Careful Comparison of ACE Inhibitors vs. Diuretics

With the lifelong probability of developing hypertension estimated to be as high as 90%, it is little wonder that each subsequent hypertension treatment trial is met with much media frenzy. The 2002 ALLHAT indication that thiazide-like diuretics were at least as effective as calcium antagonists, ACE inhibitors or alpha-adrenergic blockers in reducing CV events in hypertensive patients made a major impact on physicians and patients alike, casting doubt on the efficacy of new drug classes over old and inexpensive standbys.

Predictably, the ALLHAT conclusions were barely digested when a new and apparently contradictory study appeared in the New England Journal of Medicine. The Second Australian National Blood Pressure Study (ANBP2) examined 6,083 hypertensive subjects aged 65-84 years in a prospective, randomised, open-label trial. The patients were tracked for an average of 4.1 years to determine the benefits of treatment with ACE inhibitors versus diuretics.

The treatment aim was to achieve a systolic blood pressure reduction of at least 20mmHg and a diastolic blood pressure reduction of at least 10mmHg. Blood pressure was recorded annually, and the primary endpoint was all CV events or death from any cause. While the diuretic group experienced greater blood pressure reduction than the ACE inhibitor group at years one and two, by the end of the study blood pressure had been similarly reduced in both groups, indicating that both treatments were equally effective in minimising BP.

In the diuretic group, 736 CV events or deaths from any cause were observed, versus 695 in the ACE inhibitor group, representing an 11% reduction in the total burden of CV events or death from any cause in the ACE inhibitor group. This result was significant for the male patients only, in which a 17% reduction was noted. A further breakdown of the results revealed a 12% reduction for all first CV events in the ACE inhibitor group compared with the diuretic group. There were no significant differences between treatment arms in rates of fatal CV or non-CV events, with the exception of the rate of fatal strokes which was in fact higher in the ACE inhibitor group.
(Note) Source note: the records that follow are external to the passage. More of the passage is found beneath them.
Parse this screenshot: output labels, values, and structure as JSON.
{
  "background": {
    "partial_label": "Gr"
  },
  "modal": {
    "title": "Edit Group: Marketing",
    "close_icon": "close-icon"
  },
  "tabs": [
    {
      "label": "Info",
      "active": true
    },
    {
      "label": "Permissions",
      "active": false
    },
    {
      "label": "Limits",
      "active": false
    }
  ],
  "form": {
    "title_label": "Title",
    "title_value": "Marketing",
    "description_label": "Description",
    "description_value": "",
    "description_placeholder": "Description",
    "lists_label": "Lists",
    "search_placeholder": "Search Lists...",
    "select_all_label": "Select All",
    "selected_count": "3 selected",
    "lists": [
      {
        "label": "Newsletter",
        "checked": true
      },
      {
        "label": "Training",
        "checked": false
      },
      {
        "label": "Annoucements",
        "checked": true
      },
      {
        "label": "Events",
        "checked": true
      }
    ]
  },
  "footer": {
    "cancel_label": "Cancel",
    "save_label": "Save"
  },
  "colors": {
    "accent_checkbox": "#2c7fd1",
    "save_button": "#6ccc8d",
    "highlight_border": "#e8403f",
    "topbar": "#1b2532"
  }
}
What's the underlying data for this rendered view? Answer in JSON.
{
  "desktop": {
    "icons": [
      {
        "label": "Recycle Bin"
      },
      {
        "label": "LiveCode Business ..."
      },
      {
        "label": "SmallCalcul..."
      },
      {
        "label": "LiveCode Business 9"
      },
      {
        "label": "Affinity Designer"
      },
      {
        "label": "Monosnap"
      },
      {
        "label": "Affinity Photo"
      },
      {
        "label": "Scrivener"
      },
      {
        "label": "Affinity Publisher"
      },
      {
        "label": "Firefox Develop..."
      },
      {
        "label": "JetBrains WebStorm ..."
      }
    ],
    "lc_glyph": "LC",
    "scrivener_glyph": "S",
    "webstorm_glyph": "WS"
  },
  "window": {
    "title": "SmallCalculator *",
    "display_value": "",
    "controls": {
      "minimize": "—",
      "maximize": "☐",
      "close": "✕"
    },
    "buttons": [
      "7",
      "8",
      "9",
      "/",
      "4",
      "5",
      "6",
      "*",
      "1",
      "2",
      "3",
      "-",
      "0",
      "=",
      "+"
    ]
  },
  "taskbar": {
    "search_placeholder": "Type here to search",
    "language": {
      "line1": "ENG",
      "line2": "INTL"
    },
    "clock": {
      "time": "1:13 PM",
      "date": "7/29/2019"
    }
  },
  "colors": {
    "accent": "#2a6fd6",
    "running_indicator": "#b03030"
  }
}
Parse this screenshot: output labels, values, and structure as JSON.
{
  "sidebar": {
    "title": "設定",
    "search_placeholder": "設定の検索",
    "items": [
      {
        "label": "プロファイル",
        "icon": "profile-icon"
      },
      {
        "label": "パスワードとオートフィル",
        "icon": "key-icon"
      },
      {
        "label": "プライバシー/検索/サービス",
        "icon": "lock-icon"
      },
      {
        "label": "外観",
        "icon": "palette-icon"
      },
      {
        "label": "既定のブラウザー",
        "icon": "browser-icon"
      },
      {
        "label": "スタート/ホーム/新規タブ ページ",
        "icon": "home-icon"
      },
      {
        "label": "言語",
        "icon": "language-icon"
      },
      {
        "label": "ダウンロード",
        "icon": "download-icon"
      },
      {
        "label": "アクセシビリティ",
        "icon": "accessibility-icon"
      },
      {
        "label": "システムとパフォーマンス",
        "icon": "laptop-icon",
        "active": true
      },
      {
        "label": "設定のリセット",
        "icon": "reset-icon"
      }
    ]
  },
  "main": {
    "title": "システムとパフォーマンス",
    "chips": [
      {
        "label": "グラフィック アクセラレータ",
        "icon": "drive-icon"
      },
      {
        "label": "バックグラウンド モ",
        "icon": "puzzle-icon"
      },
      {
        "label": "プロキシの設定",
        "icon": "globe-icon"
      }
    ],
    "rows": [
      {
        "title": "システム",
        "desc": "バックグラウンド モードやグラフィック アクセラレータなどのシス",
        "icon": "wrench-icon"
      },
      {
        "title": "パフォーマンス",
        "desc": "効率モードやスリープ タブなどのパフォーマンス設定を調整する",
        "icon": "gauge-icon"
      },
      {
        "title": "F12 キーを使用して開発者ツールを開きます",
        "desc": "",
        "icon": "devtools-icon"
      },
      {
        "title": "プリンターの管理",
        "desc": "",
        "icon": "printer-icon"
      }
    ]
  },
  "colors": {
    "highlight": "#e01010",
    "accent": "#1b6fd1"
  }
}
The results of this trial at first seem to oppose those of ALLHAT, but upon closer examination the two trials are not necessarily comparable. Although the same classes of antihypertensives were used in each, the specific agents differed, rendering a general claim about diuretics versus ACE inhibitors inconclusive. The subjects in the ANBP2 also were comparatively healthy to those in ALLHAT.

It is important to remember that ALLHAT was not the first antihypertensive study, and ANBP2 will surely not be the last. The emergence of subsequent trials will inevitably "prove" the superiority of one class of agents over the others, but the bottom line is that different treatments are appropriate for different patients based on unique needs. A patient's history and response should determine the ideal course of therapy, not the latest piece of news that has snared the media's fancy.


  1. Wing LMH, Reid CM, Ryan P, et al. A comparison of outcomes with angiotensin-converting-enzyme inhibitors and diuretics for hypertension in the elderly. N Engl J Med 2003;348:583-92.